Sophia Agranovich plays Schubert and Chopin

Wanderer cover

Schubert: “Wanderer” Fantasie in C. Chopin: Ballades (4) / Sophia Agranovich, pianist / Centaur CRC-3427

A disclaimer before I begin this review: I have been in touch with Sophia Agranovich via e-mail, in fact I previously interviewed her for a classical journal, and she knows how much I love and respect her. Despite her enormous talent she hasn’t really had it easy in life, and in fact after her studies at Juilliard with Sasha Gorodnitzki and Nadia Reisenberg (who she has described to me as “a warm presence”), she had to give up her burgeoning career for several years in order to go to work in the private sector and make money to raise her family. This tells you everything you need to know about her: she is a woman of firm resolve and determination, self-sufficient and strong. How could you not admire her?

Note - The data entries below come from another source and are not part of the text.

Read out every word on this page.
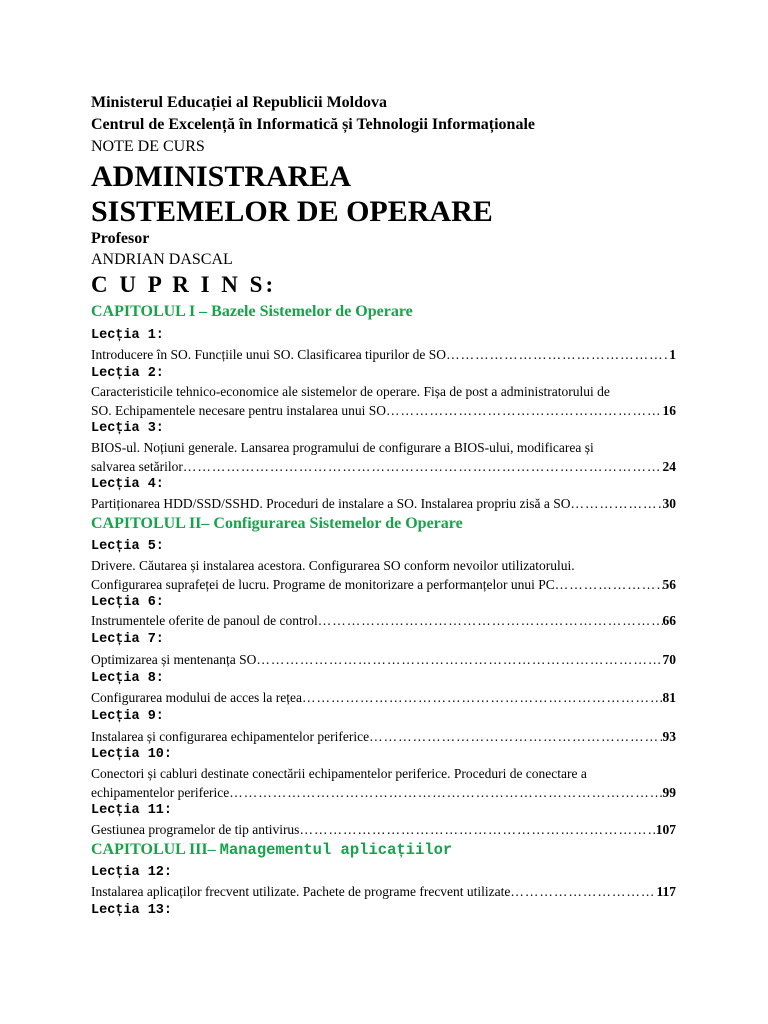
Ministerul Educației al Republicii Moldova
Centrul de Excelență în Informatică și Tehnologii Informaționale
NOTE DE CURS
ADMINISTRAREA
SISTEMELOR DE OPERARE
Profesor
ANDRIAN DASCAL
C U P R I N S:
CAPITOLUL I – Bazele Sistemelor de Operare
Lecția 1:
Introducere în SO. Funcțiile unui SO. Clasificarea tipurilor de SO ……………………………………………………………………………………………………………………………………………………………………	1
Lecția 2:
Caracteristicile tehnico-economice ale sistemelor de operare. Fișa de post a administratorului de
SO. Echipamentele necesare pentru instalarea unui SO ……………………………………………………………………………………………………………………………………………………………………	16
Lecția 3:
BIOS-ul. Noțiuni generale. Lansarea programului de configurare a BIOS-ului, modificarea și
salvarea setărilor ……………………………………………………………………………………………………………………………………………………………………	24
Lecția 4:
Partiționarea HDD/SSD/SSHD. Proceduri de instalare a SO. Instalarea propriu zisă a SO ……………………………………………………………………………………………………………………………………………………………………	30
CAPITOLUL II– Configurarea Sistemelor de Operare
Lecția 5:
Drivere. Căutarea și instalarea acestora. Configurarea SO conform nevoilor utilizatorului.
Configurarea suprafeței de lucru. Programe de monitorizare a performanțelor unui PC ……………………………………………………………………………………………………………………………………………………………………	56
Lecția 6:
Instrumentele oferite de panoul de control ……………………………………………………………………………………………………………………………………………………………………	66
Lecția 7:
Optimizarea și mentenanța SO ……………………………………………………………………………………………………………………………………………………………………	70
Lecția 8:
Configurarea modului de acces la rețea ……………………………………………………………………………………………………………………………………………………………………	81
Lecția 9:
Instalarea și configurarea echipamentelor periferice ……………………………………………………………………………………………………………………………………………………………………	93
Lecția 10:
Conectori și cabluri destinate conectării echipamentelor periferice. Proceduri de conectare a
echipamentelor periferice ……………………………………………………………………………………………………………………………………………………………………	99
Lecția 11:
Gestiunea programelor de tip antivirus ……………………………………………………………………………………………………………………………………………………………………	107
CAPITOLUL III– Managementul aplicațiilor
Lecția 12:
Instalarea aplicaților frecvent utilizate. Pachete de programe frecvent utilizate ……………………………………………………………………………………………………………………………………………………………………	117
Lecția 13:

And happily, her artistry at the keyboard is equally admirable. I often tend to flinch from Romantic works, particularly those of Chopin whose music seems to bring out the softest, goopiest, most touchy-feely aspects in many performers. But not Agranovich. Like such Eastern European pianists as Lipatti, Fischer, Cziffra and, yes, Reisenberg, her Chopin is more muscular and less soft-grained than we are normally used to. (The only Western European pianist whose Chopin is equally wide-awake was Alfred Cortot, whose 1929 recordings of the Ballades compare favorably to Agranovich’s.) This is particularly evident in the transition passages, i.e., those bars of music that take you from one part of the theme to another. These are exactly the moments where too many other pianists relax the tension a bit, making the music flow like a ripple on a stream. In Agranovich’s skilled hands, these passages emerge as sturdy pieces of the overall structure, necessary transitions that bind the music together rather than simply rolling along. Such an approach makes all the difference in the world between glorified mood music and music that engages the mind as well as the emotions.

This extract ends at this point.